Navigating the past 12+ months has been difficult for many athletes. For our team, we have encouraged them to train with the focus of maintaining a solid level of fitness, while still progressing with structured periodized training. However, to prevent burnout and to fit training into an ongoing stressful and uncertain life, there has been a lot of flexibility - depending on the athlete. For some athletes, training volume needed to be reduced. For others, there was less intensity and more "happy" workouts without structure. Whereas in the past we were always keeping our eye on the upcoming race schedule when planning workouts to ensure proper peaking, but over the past year, we've become much more creative in helping athletes prepare for uncertainty. 

I don't believe there has been a right or wrong strategy for navigating training during an extended period of no racing. While some athletes have proceeded with training as if nothing changed, we took a different approach for us and our athletes. Although this approach may have our athletes feeling a bit rusty for the first race or two of the season, we do believe that this flexibility has helped our athletes prevent burnout and thus, maintain longevity and joy for the sport. 

As an example, Karel and I rarely rode our triathlon bikes this winter. I took part in an 8-week group ride series (road bike) and Karel joined for a few rides but fell in love with gravel riding. We swam with a masters group to keep swimming fun and social and the focus with running was to stay healthy and injury free. We hardly stuck to any type of training plan. While neither of us felt the same level of race readiness in route to IM 70.3 Florida as we did in the past, this wasn't as a result of not training, being injured or being burnt out. Instead, it was the opposite - we found ways to stay super active, stay healthy and to maintain a love for swimming, biking and running during an extremely stressful and uncertain time in our life. As a result, we showed up to IM 70.3 Florida with no nerves, nothing to prove and nothing to chase. And this was after a few months of questioning if we would even still enjoy racing after having a bit of fun not training seriously for triathlon. 

But this strategy could have backfired had we not approached the race with the same mindset as we had with our training. 

The desire to be competitive never leaves the mind of an athlete. Once you are an athlete, you get a taste of competition and you always want to give your best and test yourself. Karel and I did not take it easy on race day. But knowing that we were in a different place mentally and physically compared to the past few years, we needed to race in the present - not chasing a past version of ourselves. We raced with experience but also with a beginner's mindset. 

There was doubt. There were very difficult moments. There was uncertainty. There was suffering. This is all part of racing. Racing never gets easier, you just get better at managing the uncomfortable and unplanned moments. It's like a workout that you repeat many times in your training plan. At first, you don't know what to expect because it's new and unfamiliar. It may go perfectly smooth but there's a good chance that you either go too hard and struggle or you play it safe and hold back, so that you don't fail. Then you have another go at it and another. It doesn't get any easier but you learned from the first time around. You have improved your tactics, your mind knows what to expect and you can execute it a bit better.

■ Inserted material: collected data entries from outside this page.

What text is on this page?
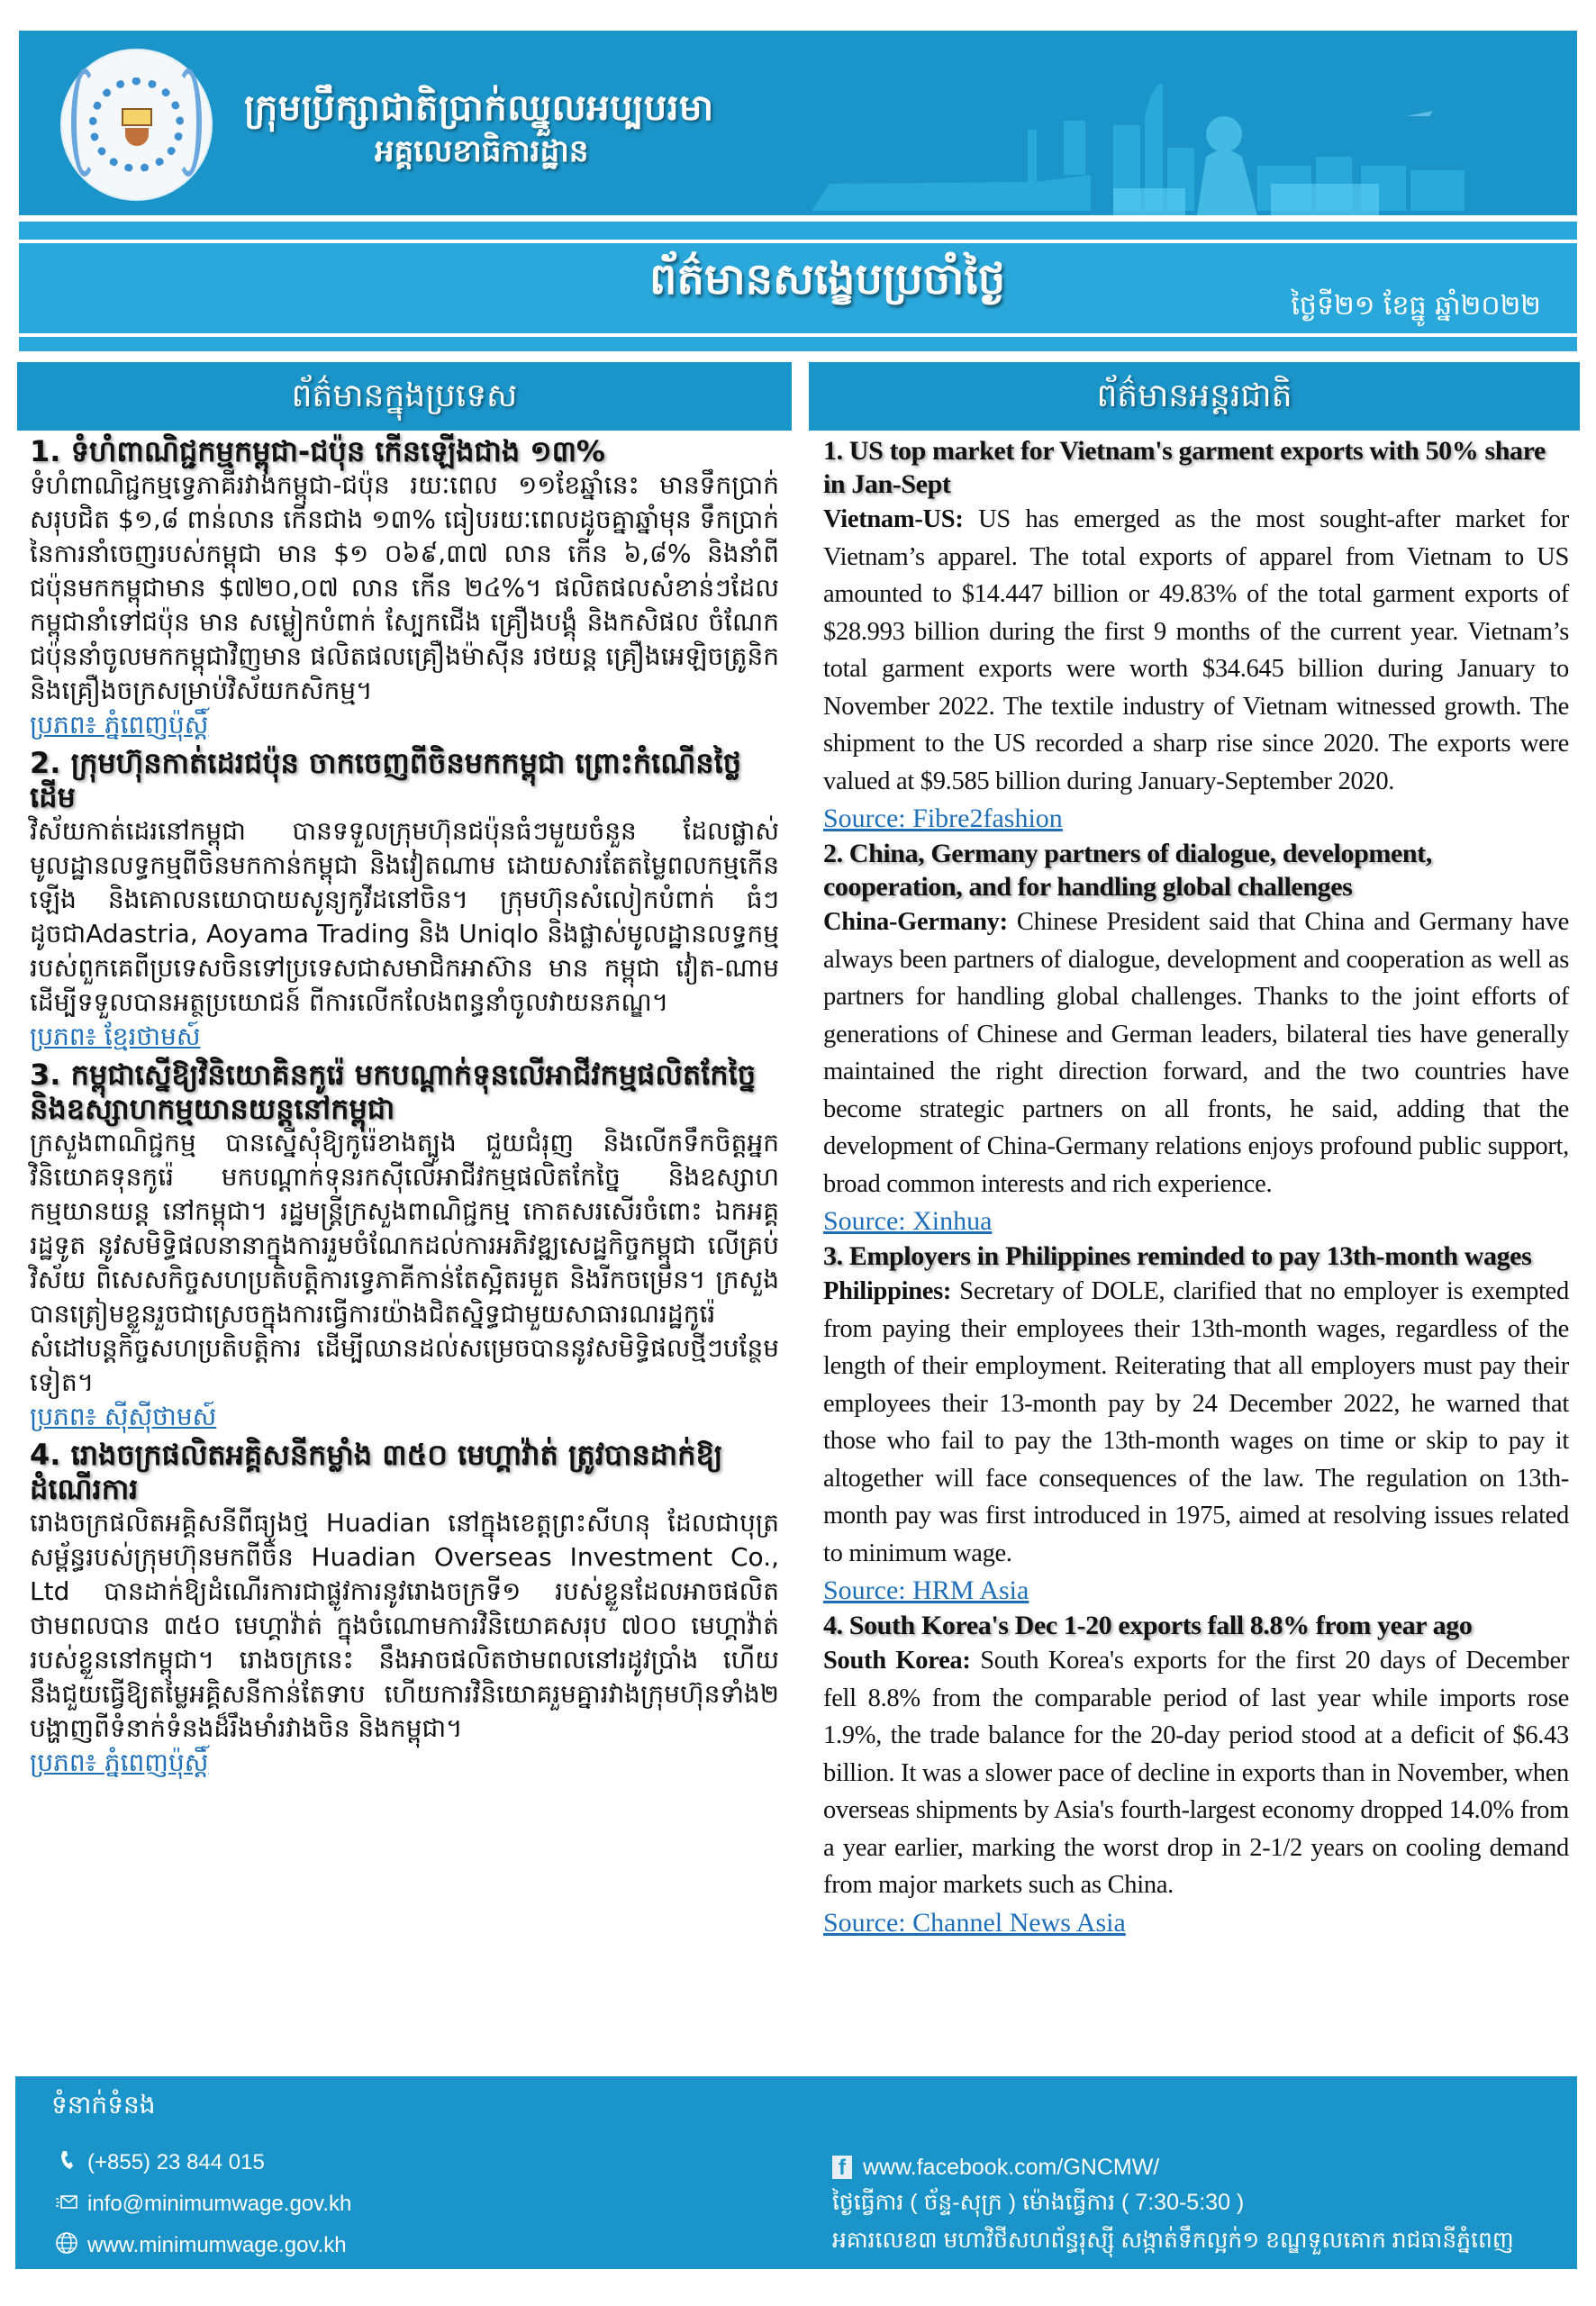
ក្រុមប្រឹក្សាជាតិប្រាក់ឈ្នួលអប្បបរមា
អគ្គលេខាធិការដ្ឋាន
ព័ត៌មានសង្ខេបប្រចាំថ្ងៃ
ថ្ងៃទី២១ ខែធ្នូ ឆ្នាំ២០២២
ព័ត៌មានក្នុងប្រទេស

1. ទំហំពាណិជ្ជកម្មកម្ពុជា-ជប៉ុន កើនឡើងជាង ១៣%

ទំហំពាណិជ្ជកម្មទ្វេភាគីរវាងកម្ពុជា-ជប៉ុន រយៈពេល ១១ខែឆ្នាំនេះ មានទឹកប្រាក់សរុបជិត $១,៨ ពាន់លាន កើនជាង ១៣% ធៀបរយៈពេលដូចគ្នាឆ្នាំមុន ទឹកប្រាក់នៃការនាំចេញរបស់កម្ពុជា មាន $១ ០៦៩,៣៧ លាន កើន ៦,៨% និងនាំពីជប៉ុនមកកម្ពុជាមាន $៧២០,០៧ លាន កើន ២៤%។ ផលិតផលសំខាន់ៗដែលកម្ពុជានាំទៅជប៉ុន មាន សម្លៀកបំពាក់ ស្បែកជើង គ្រឿងបង្គុំ និងកសិផល ចំណែកជប៉ុននាំចូលមកកម្ពុជាវិញមាន ផលិតផលគ្រឿងម៉ាស៊ីន រថយន្ត គ្រឿងអេឡិចត្រូនិក និងគ្រឿងចក្រសម្រាប់វិស័យកសិកម្ម។

ប្រភព៖ ភ្នំពេញប៉ុស្តិ៍

2. ក្រុមហ៊ុនកាត់ដេរជប៉ុន ចាកចេញពីចិនមកកម្ពុជា ព្រោះកំណើនថ្លៃដើម

វិស័យកាត់ដេរនៅកម្ពុជា បានទទួលក្រុមហ៊ុនជប៉ុនធំៗមួយចំនួន ដែលផ្លាស់មូលដ្ឋានលទ្ធកម្មពីចិនមកកាន់កម្ពុជា និងវៀតណាម ដោយសារតែតម្លៃពលកម្មកើនឡើង និងគោលនយោបាយសូន្យកូវីដនៅចិន។ ក្រុមហ៊ុនសំលៀកបំពាក់ ធំៗ ដូចជាAdastria, Aoyama Trading និង Uniqlo និងផ្លាស់មូលដ្ឋានលទ្ធកម្មរបស់ពួកគេពីប្រទេសចិនទៅប្រទេសជាសមាជិកអាស៊ាន មាន កម្ពុជា វៀត-ណាម ដើម្បីទទួលបានអត្ថប្រយោជន៍ ពីការលើកលែងពន្ធនាំចូលវាយនភណ្ឌ។

ប្រភព៖ ខ្មែរថាមស៍

3. កម្ពុជាស្នើឱ្យវិនិយោគិនកូរ៉េ មកបណ្ដាក់ទុនលើអាជីវកម្មផលិតកែច្នៃនិងឧស្សាហកម្មយានយន្តនៅកម្ពុជា

ក្រសួងពាណិជ្ជកម្ម បានស្នើសុំឱ្យកូរ៉េខាងត្បូង ជួយជំរុញ និងលើកទឹកចិត្តអ្នកវិនិយោគទុនកូរ៉េ មកបណ្ដាក់ទុនរកស៊ីលើអាជីវកម្មផលិតកែច្នៃ និងឧស្សាហកម្មយានយន្ត នៅកម្ពុជា។ រដ្ឋមន្ត្រីក្រសួងពាណិជ្ជកម្ម កោតសរសើរចំពោះ ឯកអគ្គរដ្ឋទូត នូវសមិទ្ធិផលនានាក្នុងការរួមចំណែកដល់ការអភិវឌ្ឍសេដ្ឋកិច្ចកម្ពុជា លើគ្រប់វិស័យ ពិសេសកិច្ចសហប្រតិបត្តិការទ្វេភាគីកាន់តែស្អិតរមួត និងរីកចម្រើន។ ក្រសួង បានត្រៀមខ្លួនរួចជាស្រេចក្នុងការធ្វើការយ៉ាងជិតស្និទ្ធជាមួយសាធារណរដ្ឋកូរ៉េ សំដៅបន្តកិច្ចសហប្រតិបត្តិការ ដើម្បីឈានដល់សម្រេចបាននូវសមិទ្ធិផលថ្មីៗបន្ថែមទៀត។

ប្រភព៖ ស៊ីស៊ីថាមស៍

4. រោងចក្រផលិតអគ្គិសនីកម្លាំង ៣៥០ មេហ្គាវ៉ាត់ ត្រូវបានដាក់ឱ្យដំណើរការ

រោងចក្រផលិតអគ្គិសនីពីធ្យូងថ្ម Huadian នៅក្នុងខេត្តព្រះសីហនុ ដែលជាបុត្រសម្ព័ន្ធរបស់ក្រុមហ៊ុនមកពីចិន Huadian Overseas Investment Co., Ltd បានដាក់ឱ្យដំណើរការជាផ្លូវការនូវរោងចក្រទី១ របស់ខ្លួនដែលអាចផលិតថាមពលបាន ៣៥០ មេហ្គាវ៉ាត់ ក្នុងចំណោមការវិនិយោគសរុប ៧០០ មេហ្គាវ៉ាត់របស់ខ្លួននៅកម្ពុជា។ រោងចក្រនេះ នឹងអាចផលិតថាមពលនៅរដូវប្រាំង ហើយនឹងជួយធ្វើឱ្យតម្លៃអគ្គិសនីកាន់តែទាប ហើយការវិនិយោគរួមគ្នារវាងក្រុមហ៊ុនទាំង២ បង្ហាញពីទំនាក់ទំនងដ៏រឹងមាំរវាងចិន និងកម្ពុជា។

ប្រភព៖ ភ្នំពេញប៉ុស្តិ៍
ព័ត៌មានអន្តរជាតិ

1. US top market for Vietnam's garment exports with 50% share in Jan-Sept

Vietnam-US: US has emerged as the most sought-after market for Vietnam’s apparel. The total exports of apparel from Vietnam to US amounted to $14.447 billion or 49.83% of the total garment exports of $28.993 billion during the first 9 months of the current year. Vietnam’s total garment exports were worth $34.645 billion during January to November 2022. The textile industry of Vietnam witnessed growth. The shipment to the US recorded a sharp rise since 2020. The exports were valued at $9.585 billion during January-September 2020.

Source: Fibre2fashion

2. China, Germany partners of dialogue, development, cooperation, and for handling global challenges

China-Germany: Chinese President said that China and Germany have always been partners of dialogue, development and cooperation as well as partners for handling global challenges. Thanks to the joint efforts of generations of Chinese and German leaders, bilateral ties have generally maintained the right direction forward, and the two countries have become strategic partners on all fronts, he said, adding that the development of China-Germany relations enjoys profound public support, broad common interests and rich experience.

Source: Xinhua

3. Employers in Philippines reminded to pay 13th-month wages

Philippines: Secretary of DOLE, clarified that no employer is exempted from paying their employees their 13th-month wages, regardless of the length of their employment. Reiterating that all employers must pay their employees their 13-month pay by 24 December 2022, he warned that those who fail to pay the 13th-month wages on time or skip to pay it altogether will face consequences of the law. The regulation on 13th-month pay was first introduced in 1975, aimed at resolving issues related to minimum wage.

Source: HRM Asia

4. South Korea's Dec 1-20 exports fall 8.8% from year ago

South Korea: South Korea's exports for the first 20 days of December fell 8.8% from the comparable period of last year while imports rose 1.9%, the trade balance for the 20-day period stood at a deficit of $6.43 billion. It was a slower pace of decline in exports than in November, when overseas shipments by Asia's fourth-largest economy dropped 14.0% from a year earlier, marking the worst drop in 2-1/2 years on cooling demand from major markets such as China.

Source: Channel News Asia
ទំនាក់ទំនង
(+855) 23 844 015
info@minimumwage.gov.kh
www.minimumwage.gov.kh
f www.facebook.com/GNCMW/
ថ្ងៃធ្វើការ ( ច័ន្ទ-សុក្រ ) ម៉ោងធ្វើការ ( 7:30-5:30 )
អគារលេខ៣ មហាវិថីសហព័ន្ធរុស្ស៊ី សង្កាត់ទឹកល្អក់១ ខណ្ឌទួលគោក រាជធានីភ្នំពេញ
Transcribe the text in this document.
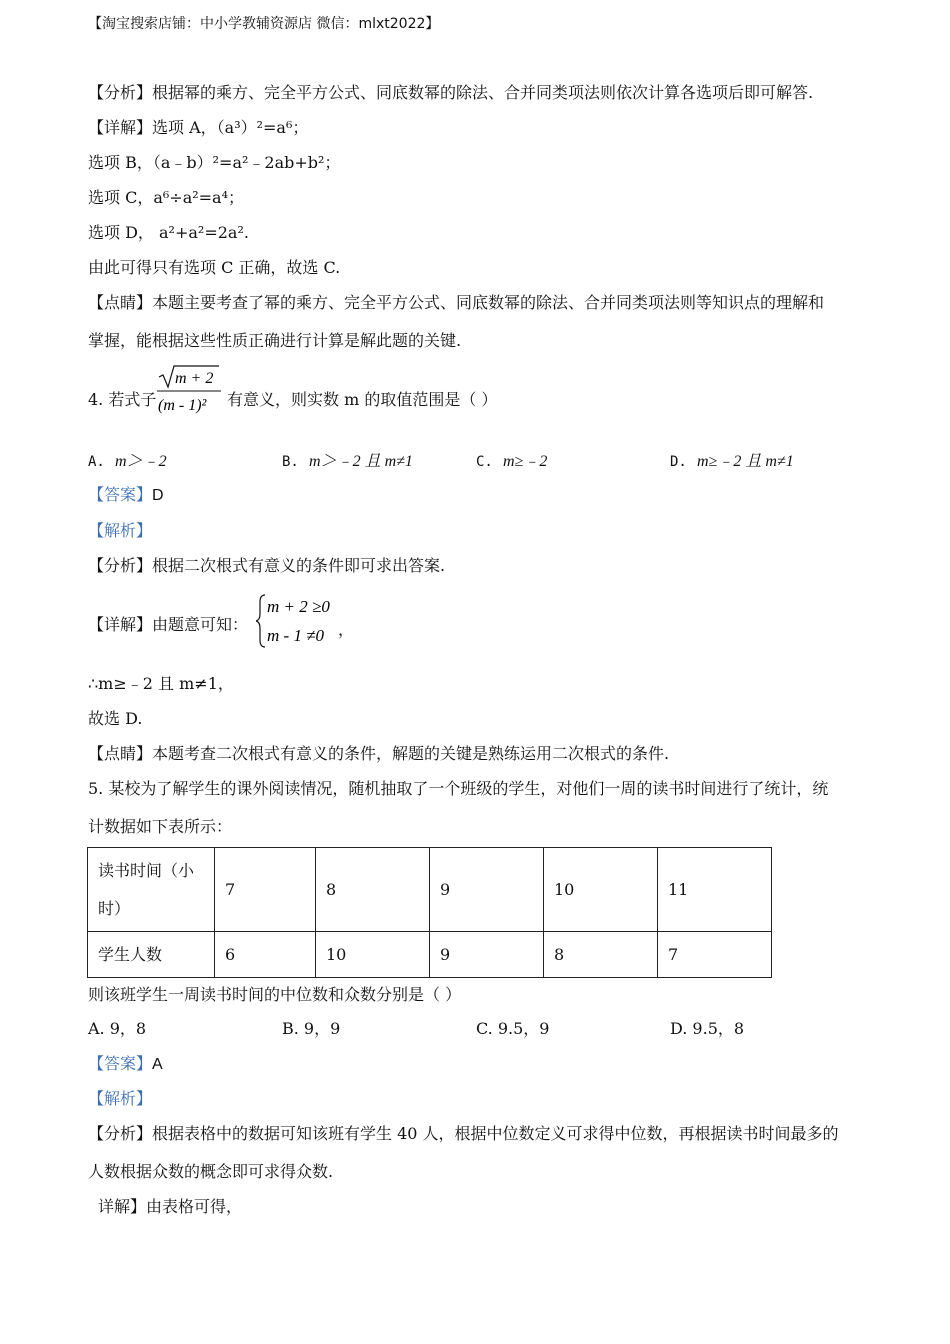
【淘宝搜索店铺：中小学教辅资源店 微信：mlxt2022】
【分析】根据幂的乘方、完全平方公式、同底数幂的除法、合并同类项法则依次计算各选项后即可解答.
【详解】选项 A，（a³）²=a⁶；
选项 B，（a﹣b）²=a²﹣2ab+b²；
选项 C，a⁶÷a²=a⁴；
选项 D， a²+a²=2a².
由此可得只有选项 C 正确，故选 C.
【点睛】本题主要考查了幂的乘方、完全平方公式、同底数幂的除法、合并同类项法则等知识点的理解和
掌握，能根据这些性质正确进行计算是解此题的关键.
4. 若式子
m + 2
(m - 1)² 有意义，则实数 m 的取值范围是（ ）
A. m＞﹣2	B. m＞﹣2 且 m≠1	C. m≥﹣2	D. m≥﹣2 且 m≠1
【答案】D
【解析】
【分析】根据二次根式有意义的条件即可求出答案.
【详解】由题意可知：
m + 2 ≥0
m - 1 ≠0 ，
∴m≥﹣2 且 m≠1，
故选 D.
【点睛】本题考查二次根式有意义的条件，解题的关键是熟练运用二次根式的条件.
5. 某校为了解学生的课外阅读情况，随机抽取了一个班级的学生，对他们一周的读书时间进行了统计，统
计数据如下表所示：
读书时间（小
时）	7	8	9	10	11
学生人数	6	10	9	8	7
则该班学生一周读书时间的中位数和众数分别是（ ）
A. 9，8	B. 9，9	C. 9.5，9	D. 9.5，8
【答案】A
【解析】
【分析】根据表格中的数据可知该班有学生 40 人，根据中位数定义可求得中位数，再根据读书时间最多的
人数根据众数的概念即可求得众数.
详解】由表格可得，
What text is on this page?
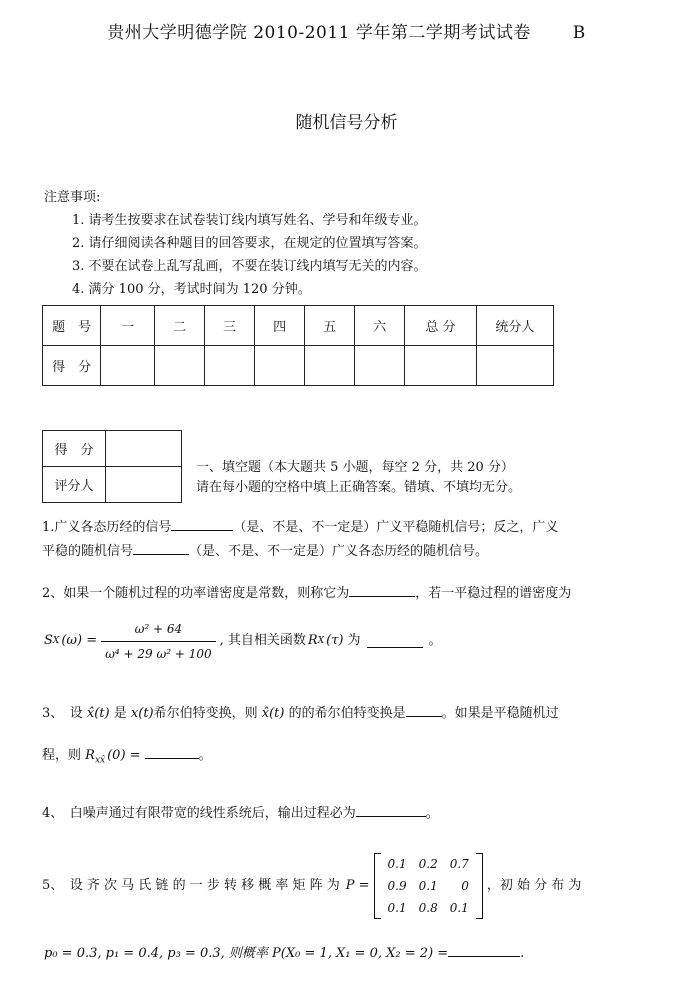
贵州大学明德学院 2010-2011 学年第二学期考试试卷 B
随机信号分析
注意事项:
1. 请考生按要求在试卷装订线内填写姓名、学号和年级专业。
2. 请仔细阅读各种题目的回答要求，在规定的位置填写答案。
3. 不要在试卷上乱写乱画，不要在装订线内填写无关的内容。
4. 满分 100 分，考试时间为 120 分钟。
题　号	一	二	三	四	五	六	总 分	统分人
得　分								
得　分	
评分人	
一、填空题（本大题共 5 小题，每空 2 分，共 20 分）
请在每小题的空格中填上正确答案。错填、不填均无分。
1.广义各态历经的信号	（是、不是、不一定是）广义平稳随机信号；反之，广义
平稳的随机信号	（是、不是、不一定是）广义各态历经的随机信号。
2、如果一个随机过程的功率谱密度是常数，则称它为	，若一平稳过程的谱密度为
S X $(\omega) = \frac{\text{ω² + 64}}{\text{ω⁴ + 29 ω² + 100}}$ , 其自相关函数 R X (τ) 为	。
3、　设 x̂(t) 是 x(t)希尔伯特变换，则 x̂(t) 的的希尔伯特变换是	。如果是平稳随机过
程，则 $R_{xx̂}$ (0) =	。
4、　白噪声通过有限带宽的线性系统后，输出过程必为	。
5、　设 齐 次 马 氏 链 的 一 步 转 移 概 率 矩 阵 为 P =
0.1	0.2	0.7
0.9	0.1	0
0.1	0.8	0.1
，初 始 分 布 为
p₀ = 0.3, p₁ = 0.4, p₃ = 0.3, 则概率 P(X₀ = 1, X₁ = 0, X₂ = 2) =	.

Then comes the fourth and fifth time. Not only do you have several more weeks of consistent training in you (better fitness = better performance) but you have learned so much about yourself in the previous workout sessions. Again, it never gets easier but with experience brings familiarity and that familiarity builds confidence. 

It's been three days since the race and I can confidently say that the spark inside us was lit. The strategy worked. Training has a clear purpose again, there is excitement for our upcoming events (and travel!) and we feel that now is the time when we can be a bit more serious/specific with our triathlon training.